La Cámara de Diputados aprobó el pasado 8 de marzo, la reforma constitucional más ambiciosa desde que se legisla en materia de Derechos Humanos. Son muchos los avances que ella representa, aunque quedan pendientes de integrar a la Constitución mexicana otras varias dimensiones que refuercen la universalidad y la actualidad asociada con una cultura democrática y equitativa en esa materia, que a su vez se apegue a las particularidades de nuestro país. Entre las cualidades que configuran el debate contemporáneo sobre Derechos humanos, destaca la idea de integralidad; entre los organismos civiles internacionales, tanto como en los organismos especializados en esta materia dentro de Naciones Unidas, se discuten Derechos de Tercera Generación: aquellos que vinculan de manera horizontal y simultánea, los logros de los derechos económicos, sociales y culturales (los DESC’s), con el Derecho a la Vida. Se quieren unir los derechos individuales con los colectivos y con valores culturales civilizatorios, que reconocen una tensión permanente entre su carácter universal y las particularidades étnicas y grupales que las sociedades contemporáneas exigen, por lo cual incluso se afirma que estos Derechos de Tercera Generación implican reconocer un derecho a la diferencia.

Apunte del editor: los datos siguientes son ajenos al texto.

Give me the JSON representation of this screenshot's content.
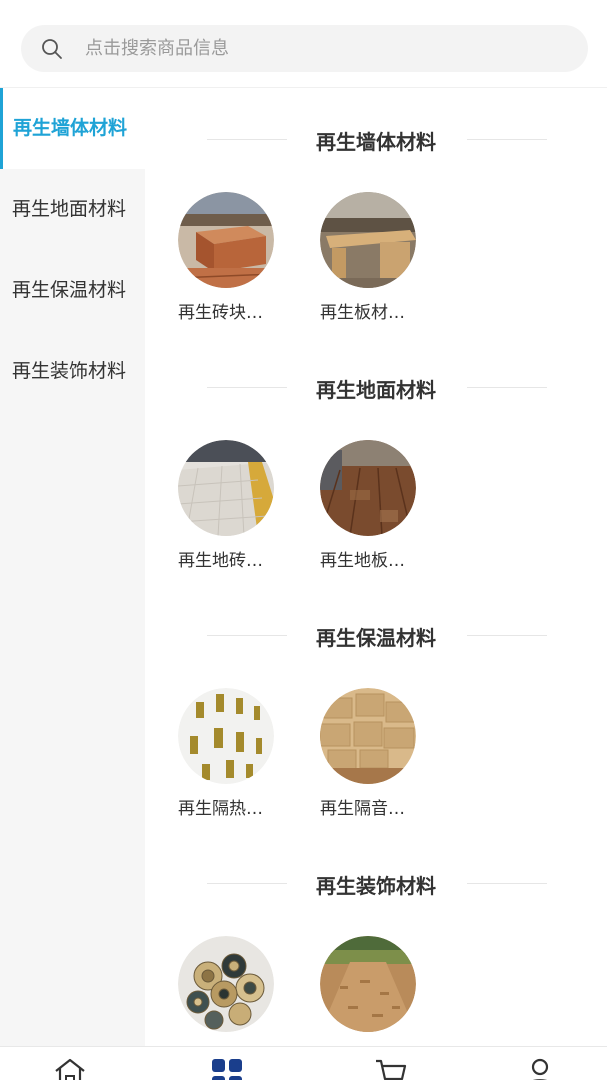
{
  "search": {
    "placeholder": "点击搜索商品信息",
    "icon": "search-icon"
  },
  "sidebar": {
    "items": [
      {
        "label": "再生墙体材料",
        "active": true
      },
      {
        "label": "再生地面材料",
        "active": false
      },
      {
        "label": "再生保温材料",
        "active": false
      },
      {
        "label": "再生装饰材料",
        "active": false
      }
    ]
  },
  "colors": {
    "accent": "#1fa3d6",
    "sidebar_bg": "#f6f6f6",
    "search_bg": "#f3f3f3"
  },
  "sections": [
    {
      "title": "再生墙体材料",
      "products": [
        {
          "name": "再生砖块…",
          "image": "brick"
        },
        {
          "name": "再生板材…",
          "image": "board"
        }
      ]
    },
    {
      "title": "再生地面材料",
      "products": [
        {
          "name": "再生地砖…",
          "image": "floor-tile"
        },
        {
          "name": "再生地板…",
          "image": "wood-floor"
        }
      ]
    },
    {
      "title": "再生保温材料",
      "products": [
        {
          "name": "再生隔热…",
          "image": "insulation-panel"
        },
        {
          "name": "再生隔音…",
          "image": "sound-panel"
        }
      ]
    },
    {
      "title": "再生装饰材料",
      "products": [
        {
          "name": "",
          "image": "decor-discs"
        },
        {
          "name": "",
          "image": "wood-chips"
        }
      ]
    }
  ],
  "tabbar": {
    "tabs": [
      {
        "icon": "home-icon",
        "active": false
      },
      {
        "icon": "category-icon",
        "active": true
      },
      {
        "icon": "cart-icon",
        "active": false
      },
      {
        "icon": "user-icon",
        "active": false
      }
    ]
  }
}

Reivindicar la diversidad no significa en modo alguno camuflar como legítima la inequidad o la desigualdad. En todo caso, la integralidad de los Derechos Humanos sitúa a la persona, en su ciudadanía, en el centro de su interés, pero desde el reconocimiento de culturas que diferencian a esas personas como sujetos de derechos particulares. Esta reforma constitucional en comento implicó sustituir la palabra persona por la de individuo, lo cual es un avance, pero dejó intactos los muy pendientes por cumplir derechos culturales de los pueblos y comunidades indígenas que encerraban los Acuerdos de San Andrés Larrainzar, que no se alcanzaron a reflejar en la reforma del Artículo Cuarto Constitucional en 1996. La reciente reforma constitucional no incluye la integralidad de los derechos sociales, respecto a una vida digna, con asistencia, seguridad social, salud, educación, en su carácter indisociable frente a los derechos económicos al trabajo, a una remuneración adecuada y suficiente. En la reforma “se contemplan los principios de universalidad, interdependencia, indivisibilidad y progresividad desarrollados por el derecho internacional de los derechos humanos y las obligaciones de prevenir, investigar, sancionar y reparar las violaciones a los derechos humanos por parte del Estado.” Principios por un lado, pero obligación orientada a la reparación, no tanto a la exigibilidad de derechos integrados.

Deudas pero también avances, pues con la reciente modificación de 11 artículos constitucionales, México sintoniza con la cultura universal de respeto y ampliación de Derechos Humanos. Se reforma el Capítulo 1 del Título Primero de la Constitución Política para denominarse: DE LOS DERECHOS Y SUS GARANTÍAS. Se precisa lo que significa un Estado de Emergencia, una clave para terminar con la ambigua idea de la guerra contra el narcotráfico; se reafirman los compromisos del gobierno mexicano con los acuerdos y tratados internacionales en materia de derechos. Se amplían las facultades de la Comisión Nacional de Derechos Humanos a la que incluso se le dan competencias par investigar violaciones graves en esa materia, restando con ello las atribuciones que antes correspondían a la Suprema Corte de Justicia de la Nación. Aspecto preocupante, pues aún queda ambiguo el carácter vinculante de las recomendaciones emitidas por la CNDH. Además, aparece reivindicada la palabra preferencias sexuales como un conjunto de garantías a salvaguardar. La persecución de criminales sin respetar los derechos de la población, cuestionará las prácticas de policías y militares, la de Ministerios Públicos, jueces, gobernantes federales y locales. Pero, nos adeudan una reforma integral con derechos económicos, sociales y culturales exigibles.